Fellow players offer similar hollow words in the immediate aftermath of bad (read: potentially suspension-worthy) hits. You hear the same canned responses after games where someone’s been badly injured.

“I have total respect for all the guys in this league. You never want to see a guy hurt like that.”

Yet when the players themselves internalize and publicly reinforce the idea of the NHL being a “man’s league” when it comes to risking injury, those words start to take on a different meaning. They belie a true respect for opponents as fellow humans.

“Well, I hurt a guy, but he shouldn’t be such a wuss. Play through the pain, you’re a man!”

Ask Patrick Eaves what it’s like to live with debilitating migraines. Ask Johan Franzen. Or Joe Vitale and Marc Savard, whose careers are over. Ask Sidney Crosby.

Are you comfortable enough in your assertion of a “man’s game” that you’re willing to say to them that their suffering makes them lesser men? Because yes, that is what you’re saying.

Go to the best player in the league and tell him his lost season means he’s a big ol’ wuss. Tell him to suck it up, and when he takes extra precautions when he gets hit in the head again, call him “Cindy” and “Princess,” demean and feminize him because he doesn’t fit your toughness standard.

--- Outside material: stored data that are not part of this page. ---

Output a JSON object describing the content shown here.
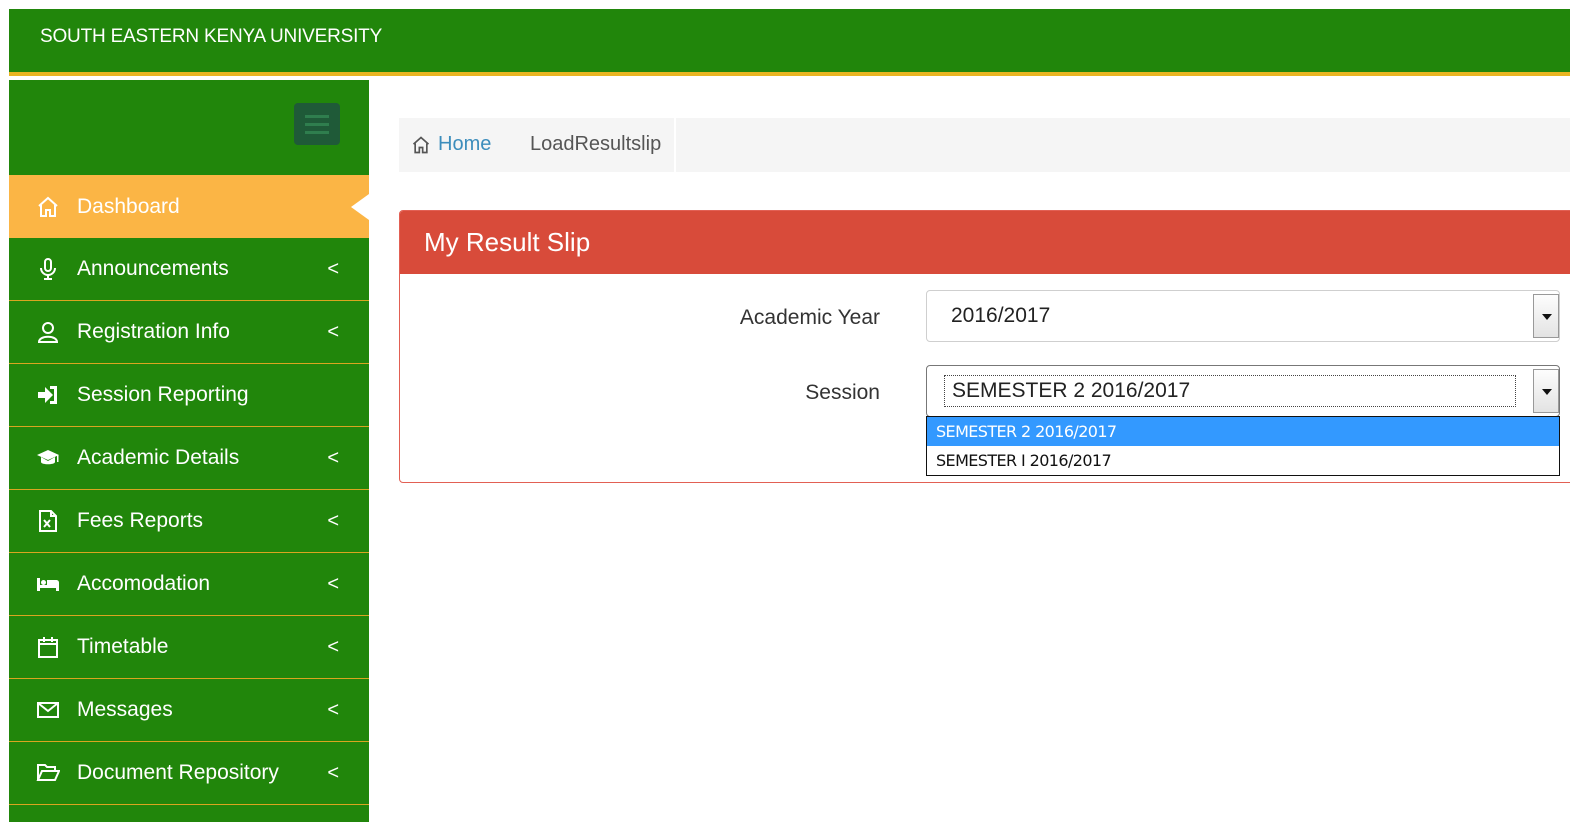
{
  "header": {
    "brand": "SOUTH EASTERN KENYA UNIVERSITY"
  },
  "sidebar": {
    "items": [
      {
        "label": "Dashboard",
        "icon": "home-icon",
        "active": true
      },
      {
        "label": "Announcements",
        "icon": "microphone-icon",
        "arrow": "<"
      },
      {
        "label": "Registration Info",
        "icon": "user-icon",
        "arrow": "<"
      },
      {
        "label": "Session Reporting",
        "icon": "sign-in-icon"
      },
      {
        "label": "Academic Details",
        "icon": "graduation-cap-icon",
        "arrow": "<"
      },
      {
        "label": "Fees Reports",
        "icon": "excel-file-icon",
        "arrow": "<"
      },
      {
        "label": "Accomodation",
        "icon": "bed-icon",
        "arrow": "<"
      },
      {
        "label": "Timetable",
        "icon": "calendar-icon",
        "arrow": "<"
      },
      {
        "label": "Messages",
        "icon": "envelope-icon",
        "arrow": "<"
      },
      {
        "label": "Document Repository",
        "icon": "folder-open-icon",
        "arrow": "<"
      }
    ]
  },
  "breadcrumb": {
    "home": "Home",
    "current": "LoadResultslip"
  },
  "panel": {
    "title": "My Result Slip",
    "academic_year": {
      "label": "Academic Year",
      "value": "2016/2017"
    },
    "session": {
      "label": "Session",
      "value": "SEMESTER 2 2016/2017",
      "options": [
        "SEMESTER 2 2016/2017",
        "SEMESTER I 2016/2017"
      ]
    }
  },
  "colors": {
    "header": "#21860b",
    "accent": "#e9b522",
    "active": "#fbb545",
    "panel": "#d84b3a",
    "link": "#3c8dbc"
  }
}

Go to Franzen and tell him and his wife and young children that the months he spent in isolated darkness in order to survive makes him a bad father. He already thinks that, after all, because his post-concussion depression and anxiety makes him truly believe that he’s a bad father and husband for suffering from things he can’t control. He’s trying to work through that, having finally given up the sport he loves in order to be there in five, ten, twenty years for his sons.

Go to Eaves and tell him that in his months of constant migraines and pain, he should have been present with his three kids and pregnant wife. Guess what? He too already knows that. But he couldn’t, because he was essentially non-functioning after a serious brain injury. A puck to the face shattered his jaw, and for 14 months, his life. Go to him and tell him that he failed his family.

When players ignore all this evidence for the sake of “manliness,” when the NHL sits and lies to everyone’s faces about the connection between their sport and terrible, oft-debilitating injuries, we will continue to see injuries that end careers. We are seeing the generation of players that will serve as the cautionary tales for the up-and-comers. The examples that will be talked about delicately lest their suffering be minimized for the sake of proving a point.

It’s tiring, it’s horrifying, and yet it’s still happening.